こういう国際条約の話をすると、核拡散防止条約におけるイランや北朝鮮のことを思い浮かべる人も多いと思います。
しかし、これは元々おかしな条約なのです。
既に持っている国は持つことが許され、これから持とうとする国は持つことを許されない。
どう考えても不平等条約です。
銃を構えた相手と、丸腰で対等に話し合えるでしょうか?
既に持っている全ての国家が、その管理を国連にゆだね、それぞれの国の都合で発射できない様にしてからなら、核拡散防止条約も効果があるかもしれません。
何故そうしないのでしょう?

私は、どちらかというと、この国際条約の話を聞いて思い浮かんだのは、京都議定書に非協力的な米国や中国のことでした。
まぁ、それ自体に排出権の売買とか、黒い部分がありますが、それはとりあえず置いておきます。
中国は経済発展中のため、多少の猶予は与えてもいいかもしれませんが、既に発展を遂げ、世界支配的な国家となった米国は何故非協力的だったのでしょう。
まさに、「ただ乗り」しようとしているとしか考えられません。

米国に対する反感を持つものが少ない・・・それ自体がマスコミによるマインドコントロール状態にあると言っていいと思います。

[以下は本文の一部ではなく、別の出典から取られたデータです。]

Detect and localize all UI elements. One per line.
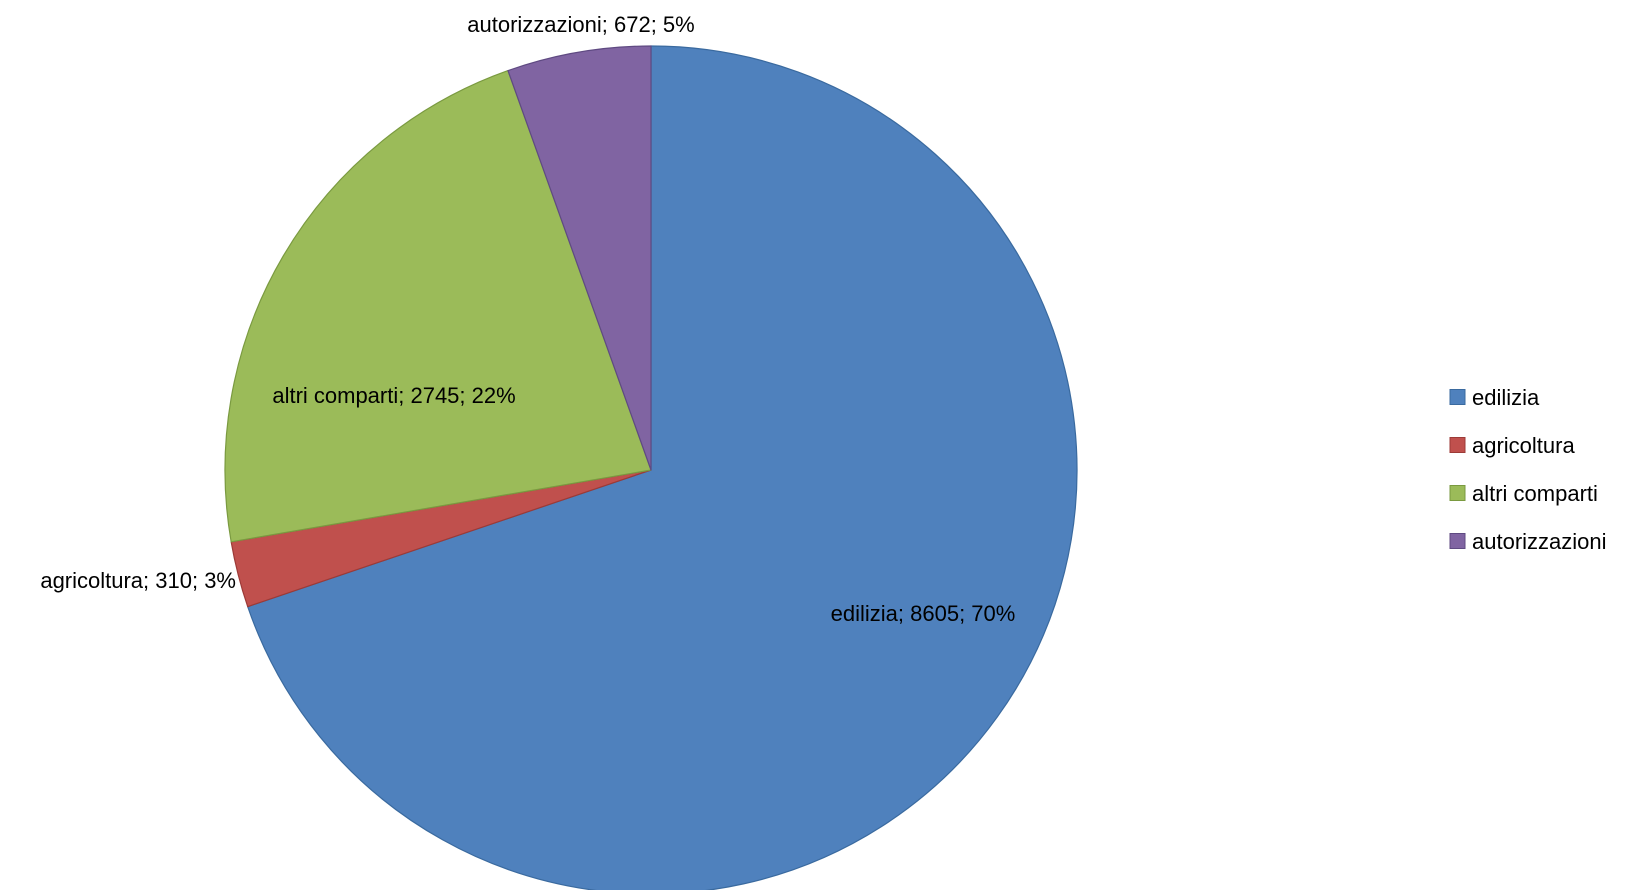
legend-item-edilizia: edilizia [1449,385,1540,410]
pie-slices [224,45,1078,895]
legend-swatch-altri-comparti [1449,485,1466,501]
legend: edilizia agricoltura altri comparti autoriz… [1449,385,1607,554]
legend-item-agricoltura: agricoltura [1449,433,1575,458]
data-label-autorizzazioni: autorizzazioni; 672; 5% [467,12,694,37]
legend-label-autorizzazioni: autorizzazioni [1472,529,1607,554]
pie-slice-altri-comparti [224,70,652,543]
legend-item-autorizzazioni: autorizzazioni [1449,529,1607,554]
legend-item-altri-comparti: altri comparti [1449,481,1598,506]
legend-swatch-edilizia [1449,389,1466,405]
data-label-agricoltura: agricoltura; 310; 3% [40,568,236,593]
legend-swatch-autorizzazioni [1449,533,1466,549]
pie-slice-autorizzazioni [507,45,652,471]
pie-slice-edilizia [247,45,1078,895]
legend-label-agricoltura: agricoltura [1472,433,1575,458]
legend-swatch-agricoltura [1449,437,1466,453]
legend-label-altri-comparti: altri comparti [1472,481,1598,506]
data-label-altri-comparti: altri comparti; 2745; 22% [272,383,515,408]
legend-label-edilizia: edilizia [1472,385,1540,410]
data-label-edilizia: edilizia; 8605; 70% [831,601,1016,626]
data-labels: edilizia; 8605; 70% agricoltura; 310; 3% a… [40,12,1015,626]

少し本題からズレますが、今日の夕刊に「サイバー攻撃、ロシアの関与認める」という小見出しがありました。
これを読んだ人はどう思うでしょう。
通常、こういう書き方をした場合、犯人が自供したかの様な印象を持つのではないでしょうか。
つまり、この場合も、「ロシアによるサイバー攻撃をロシアサイドの人が認めた」という印象を持ちやすいと思います。

しかし実際には、米国の次期大統領が、「ロシアや中国が関係したものと思われる」という単なる米国サイドの憶測によるものでした。
それに、仮にそういう事実があったとしても、逆に米国は同様なサイバー攻撃はしていないのかという疑問を持つべきでしょう。

これがマスコミの本質なのです。